Tuesday, February 06, 2007

Bloggers from the Dawn of Time

Last night I finally got around to watching my recording of Victoria Wood's Housewife, 49. The play was moving, uplifting, informative, Threlfall excellent etc etc, and Nella Last was a very early blogger.

The Mass Observation project, started in 1937, wanted to record the daily lives of British citizens, largely in the form of diaries kept by volunteers and sent in to the central office. Nella Last started her blog - sorry, diary - in 1939, in response to an advert. I gather this was far less in response to the outbreak of war than to her own impending (at least second) breakdown. In a very closeted home life, dominated by husband and sons, she had no-one with which to share the details of her life, and so put them all into this diary, which she sent off to Mass Ob.

And blimey o'riley if it didn't turn her life right round. She found the courage to stand up to her husband, practically take over the WVS and bridge the class divide between those who had telephones and those who *gasp* didn't.
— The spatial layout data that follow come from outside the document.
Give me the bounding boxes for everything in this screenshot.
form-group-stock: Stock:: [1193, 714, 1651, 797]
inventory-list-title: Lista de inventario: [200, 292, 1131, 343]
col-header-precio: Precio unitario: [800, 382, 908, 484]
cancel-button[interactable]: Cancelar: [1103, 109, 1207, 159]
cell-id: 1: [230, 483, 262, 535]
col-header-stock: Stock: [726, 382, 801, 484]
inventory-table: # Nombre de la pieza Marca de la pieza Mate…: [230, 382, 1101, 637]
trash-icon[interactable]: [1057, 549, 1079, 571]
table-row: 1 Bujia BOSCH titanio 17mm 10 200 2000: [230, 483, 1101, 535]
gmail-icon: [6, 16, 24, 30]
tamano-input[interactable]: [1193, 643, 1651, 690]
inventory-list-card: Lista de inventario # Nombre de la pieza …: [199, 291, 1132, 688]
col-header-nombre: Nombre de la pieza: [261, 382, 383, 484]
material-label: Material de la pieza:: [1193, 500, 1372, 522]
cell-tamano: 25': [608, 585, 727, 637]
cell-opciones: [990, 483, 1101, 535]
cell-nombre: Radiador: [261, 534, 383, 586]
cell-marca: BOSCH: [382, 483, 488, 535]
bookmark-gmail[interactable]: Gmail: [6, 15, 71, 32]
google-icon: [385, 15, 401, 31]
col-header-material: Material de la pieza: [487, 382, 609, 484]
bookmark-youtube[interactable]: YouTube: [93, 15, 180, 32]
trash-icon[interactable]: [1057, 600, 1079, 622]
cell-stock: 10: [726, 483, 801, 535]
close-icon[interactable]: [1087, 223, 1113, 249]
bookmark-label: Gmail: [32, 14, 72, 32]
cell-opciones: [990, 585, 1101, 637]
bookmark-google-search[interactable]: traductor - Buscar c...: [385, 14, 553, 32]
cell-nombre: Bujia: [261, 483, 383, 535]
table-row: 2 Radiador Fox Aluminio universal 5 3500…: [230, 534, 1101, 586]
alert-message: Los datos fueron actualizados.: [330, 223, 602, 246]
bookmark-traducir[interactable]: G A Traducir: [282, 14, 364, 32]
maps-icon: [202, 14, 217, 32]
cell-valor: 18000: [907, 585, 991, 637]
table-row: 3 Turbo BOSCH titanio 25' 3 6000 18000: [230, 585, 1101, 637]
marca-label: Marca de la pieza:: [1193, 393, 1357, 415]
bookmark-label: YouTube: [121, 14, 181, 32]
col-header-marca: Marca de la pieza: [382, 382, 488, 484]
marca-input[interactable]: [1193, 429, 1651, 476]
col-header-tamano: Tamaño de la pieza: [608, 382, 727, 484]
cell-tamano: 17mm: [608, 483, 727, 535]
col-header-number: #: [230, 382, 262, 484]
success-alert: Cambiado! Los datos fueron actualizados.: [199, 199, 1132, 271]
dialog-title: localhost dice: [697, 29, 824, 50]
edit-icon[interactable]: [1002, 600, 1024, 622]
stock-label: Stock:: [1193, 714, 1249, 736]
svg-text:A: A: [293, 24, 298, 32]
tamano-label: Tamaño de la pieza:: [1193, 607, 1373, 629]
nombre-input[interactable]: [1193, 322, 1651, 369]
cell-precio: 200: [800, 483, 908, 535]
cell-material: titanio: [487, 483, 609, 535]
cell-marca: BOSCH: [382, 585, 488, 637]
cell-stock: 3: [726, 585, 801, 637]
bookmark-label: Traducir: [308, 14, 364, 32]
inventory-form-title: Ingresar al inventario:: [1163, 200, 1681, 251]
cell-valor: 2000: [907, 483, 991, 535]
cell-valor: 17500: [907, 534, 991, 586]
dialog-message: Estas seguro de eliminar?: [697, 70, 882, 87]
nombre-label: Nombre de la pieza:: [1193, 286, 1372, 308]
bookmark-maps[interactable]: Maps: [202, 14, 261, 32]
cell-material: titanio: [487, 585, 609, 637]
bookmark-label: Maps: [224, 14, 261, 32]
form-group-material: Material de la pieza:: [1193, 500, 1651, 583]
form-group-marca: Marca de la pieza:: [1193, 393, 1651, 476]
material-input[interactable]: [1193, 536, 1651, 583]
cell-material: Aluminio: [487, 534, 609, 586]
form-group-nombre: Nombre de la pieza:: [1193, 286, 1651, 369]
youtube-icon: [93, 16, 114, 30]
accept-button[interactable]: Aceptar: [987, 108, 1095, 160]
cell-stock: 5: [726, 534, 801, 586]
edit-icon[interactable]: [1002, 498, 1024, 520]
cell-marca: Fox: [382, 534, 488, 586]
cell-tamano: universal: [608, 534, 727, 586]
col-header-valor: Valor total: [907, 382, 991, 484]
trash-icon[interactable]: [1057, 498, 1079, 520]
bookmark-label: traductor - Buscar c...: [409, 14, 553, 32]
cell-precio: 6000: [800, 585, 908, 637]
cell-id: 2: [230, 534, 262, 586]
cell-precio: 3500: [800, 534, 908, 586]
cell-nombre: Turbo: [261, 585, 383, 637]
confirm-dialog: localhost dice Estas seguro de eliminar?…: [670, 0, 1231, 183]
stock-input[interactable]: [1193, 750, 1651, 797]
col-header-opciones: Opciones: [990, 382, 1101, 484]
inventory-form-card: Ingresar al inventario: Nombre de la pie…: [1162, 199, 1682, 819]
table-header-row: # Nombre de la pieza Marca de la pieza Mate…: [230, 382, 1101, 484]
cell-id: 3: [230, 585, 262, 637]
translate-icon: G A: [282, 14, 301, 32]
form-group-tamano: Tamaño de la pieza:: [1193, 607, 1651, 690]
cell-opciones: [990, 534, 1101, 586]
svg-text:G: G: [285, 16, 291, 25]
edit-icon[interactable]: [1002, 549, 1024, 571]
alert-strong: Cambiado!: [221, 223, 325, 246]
First Nations has talked eloquently about the difference between a diary and a blog, and how blogging has changed her life. Nella didn't have a 'comments' button, but just knowing she was going to be listened to made all the difference.

3 comments:

realdoc said...

I thought about blogging when I read about that Victoria Wood thing.

I, Like The View said...

oh g*d! I wrote about this a while ago (*wishes she had already learnt the html thing to link straight back to her archives*) when someone showed me a newspaper article about blogging

won't rabbit on here (much as I'm tempted)(and oh, I am so sorely tempted)

all I shall say (she writes, submitting to temptation) is that

no no no

I shan't say it - you're spared

(wish I'd seen the programme, then I'd be able to make a sensible eloquent comment like realdoc)

cello said...

Yes, I too watched it only this weekend and thought it a very fine effort. David Threlfall is such a class act and Victoria Wood made a very moving Nella. I couldn't quite dismiss images of her doing the comic routine thing, but she has always had a tragic sub-text in my opinion.